Like any other accident, unless your injury prevents it, it’s important to gather whatever evidence you can immediately, especially pictures and witnesses. That’s hard to do when you’re injured because the injury is what occupies your mind at the time. But if you report it to management at the location, that’s exactly what they will do. Don’t give a statement without talking to a lawyer, don’t sign an incident report.
It’s a good idea to notify management by just reporting the accident and location. Let them get you medical attention if necessary, but be careful about giving them evidence to use against you. People have a tendency to gloss over what is written in an incident report, but it’s not likely written to favor you and the main (maybe only) purpose is for management to gather evidence.

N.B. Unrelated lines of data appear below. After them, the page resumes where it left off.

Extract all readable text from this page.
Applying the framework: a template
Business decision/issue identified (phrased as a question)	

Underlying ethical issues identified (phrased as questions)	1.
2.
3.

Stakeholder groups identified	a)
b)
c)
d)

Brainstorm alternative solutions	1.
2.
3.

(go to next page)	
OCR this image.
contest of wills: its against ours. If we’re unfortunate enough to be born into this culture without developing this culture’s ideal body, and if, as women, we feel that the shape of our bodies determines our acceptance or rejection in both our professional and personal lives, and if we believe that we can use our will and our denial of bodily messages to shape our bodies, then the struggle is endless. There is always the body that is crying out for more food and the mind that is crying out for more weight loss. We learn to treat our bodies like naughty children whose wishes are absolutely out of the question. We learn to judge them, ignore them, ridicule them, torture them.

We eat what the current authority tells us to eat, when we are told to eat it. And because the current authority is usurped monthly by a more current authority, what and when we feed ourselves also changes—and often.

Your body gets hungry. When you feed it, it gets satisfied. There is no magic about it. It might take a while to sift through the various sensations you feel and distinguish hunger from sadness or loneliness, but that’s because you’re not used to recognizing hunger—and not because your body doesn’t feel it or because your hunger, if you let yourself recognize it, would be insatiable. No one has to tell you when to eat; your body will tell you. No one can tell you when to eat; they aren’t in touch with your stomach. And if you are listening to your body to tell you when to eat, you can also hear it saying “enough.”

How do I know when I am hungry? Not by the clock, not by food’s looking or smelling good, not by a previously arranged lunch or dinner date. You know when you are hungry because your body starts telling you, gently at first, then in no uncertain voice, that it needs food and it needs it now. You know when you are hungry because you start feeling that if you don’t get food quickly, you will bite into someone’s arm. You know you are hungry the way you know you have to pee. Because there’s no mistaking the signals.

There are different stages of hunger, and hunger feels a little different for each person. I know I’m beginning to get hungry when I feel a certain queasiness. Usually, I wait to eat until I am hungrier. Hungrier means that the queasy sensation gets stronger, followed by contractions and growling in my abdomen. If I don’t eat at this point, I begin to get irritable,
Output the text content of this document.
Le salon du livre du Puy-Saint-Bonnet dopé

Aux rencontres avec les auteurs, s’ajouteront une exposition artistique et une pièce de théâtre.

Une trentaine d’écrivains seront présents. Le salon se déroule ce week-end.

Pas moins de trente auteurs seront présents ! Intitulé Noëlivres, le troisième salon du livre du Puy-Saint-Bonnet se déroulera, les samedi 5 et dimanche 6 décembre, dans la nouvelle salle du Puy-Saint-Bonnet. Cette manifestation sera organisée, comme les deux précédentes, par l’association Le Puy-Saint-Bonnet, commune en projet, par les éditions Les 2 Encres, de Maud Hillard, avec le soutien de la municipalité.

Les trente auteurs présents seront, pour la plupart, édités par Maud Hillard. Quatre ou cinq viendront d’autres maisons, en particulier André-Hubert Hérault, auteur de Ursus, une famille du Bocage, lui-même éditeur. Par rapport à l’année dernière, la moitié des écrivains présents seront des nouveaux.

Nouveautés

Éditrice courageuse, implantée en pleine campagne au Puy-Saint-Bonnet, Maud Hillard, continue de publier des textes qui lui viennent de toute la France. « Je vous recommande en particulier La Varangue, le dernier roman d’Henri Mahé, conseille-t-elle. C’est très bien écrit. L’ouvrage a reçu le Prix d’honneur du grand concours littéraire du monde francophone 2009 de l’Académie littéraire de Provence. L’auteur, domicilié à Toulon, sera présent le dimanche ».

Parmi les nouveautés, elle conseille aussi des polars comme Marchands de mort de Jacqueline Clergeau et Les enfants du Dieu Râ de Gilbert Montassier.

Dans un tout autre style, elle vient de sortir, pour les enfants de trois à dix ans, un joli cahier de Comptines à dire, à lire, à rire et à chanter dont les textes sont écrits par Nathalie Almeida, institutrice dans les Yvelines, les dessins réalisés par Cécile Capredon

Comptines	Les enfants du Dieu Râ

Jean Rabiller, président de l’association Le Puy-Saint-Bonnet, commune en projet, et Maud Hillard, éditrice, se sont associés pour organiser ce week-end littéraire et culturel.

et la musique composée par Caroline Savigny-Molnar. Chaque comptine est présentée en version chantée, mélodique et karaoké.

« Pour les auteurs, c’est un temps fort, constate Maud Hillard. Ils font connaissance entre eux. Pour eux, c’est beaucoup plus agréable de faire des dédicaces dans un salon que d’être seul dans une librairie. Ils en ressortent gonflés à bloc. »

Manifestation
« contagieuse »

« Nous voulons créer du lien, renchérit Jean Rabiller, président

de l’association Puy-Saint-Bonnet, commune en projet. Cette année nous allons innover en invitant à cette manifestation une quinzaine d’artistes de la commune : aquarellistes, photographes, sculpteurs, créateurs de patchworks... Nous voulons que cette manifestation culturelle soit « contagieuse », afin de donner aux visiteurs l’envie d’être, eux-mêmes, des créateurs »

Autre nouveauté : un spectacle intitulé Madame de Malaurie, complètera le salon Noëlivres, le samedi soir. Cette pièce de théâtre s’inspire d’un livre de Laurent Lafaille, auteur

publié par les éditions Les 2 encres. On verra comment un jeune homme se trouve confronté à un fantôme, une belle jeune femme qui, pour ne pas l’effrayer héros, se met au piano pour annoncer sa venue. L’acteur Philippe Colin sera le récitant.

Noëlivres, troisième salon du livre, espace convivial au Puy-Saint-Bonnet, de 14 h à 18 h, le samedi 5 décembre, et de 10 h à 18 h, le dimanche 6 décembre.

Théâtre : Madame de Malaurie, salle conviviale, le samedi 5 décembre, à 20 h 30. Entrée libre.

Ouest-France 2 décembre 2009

Florida law protects businesses by requiring the injured person to prove the store had actually knew or should have known about the liquid on the floor, and that’s a tough, but not impossible hurdle and that’s why evidence like pictures or witnesses come in handy.
Many establishments have video that should have recorded the incident, but I have never had one actually produce a detrimental video. Instead the camera was not working or the film was overwritten, or not facing that location, so don’t rely on their video.
Some stairways are not up to standard building codes despite the fact that they have passed the permitting process. Even a slight variance in stairs is dangerous because your brain is trained to believe they are even, and you step accordingly. This is why only very minor variances in height are allowed by code. Likewise railings, lighting, markings and incline all come into play to determine whether stairs are safe.
If needed we hire experts to review the stairs to see if they likely caused or contributed to your fall. Gathering evidence is not as important as falling on a liquid because the stairs will be there for a while, but its still good to get witness names.
Another hazard comes in the form of single steps, curbs or drop-offs that are not marked. Many businesses have level floors with a sudden step or drop-off.
If they are all the same color, that step can be hard to see. Like stairs, we have access to expert witnesses who are familiar with whether it is safe.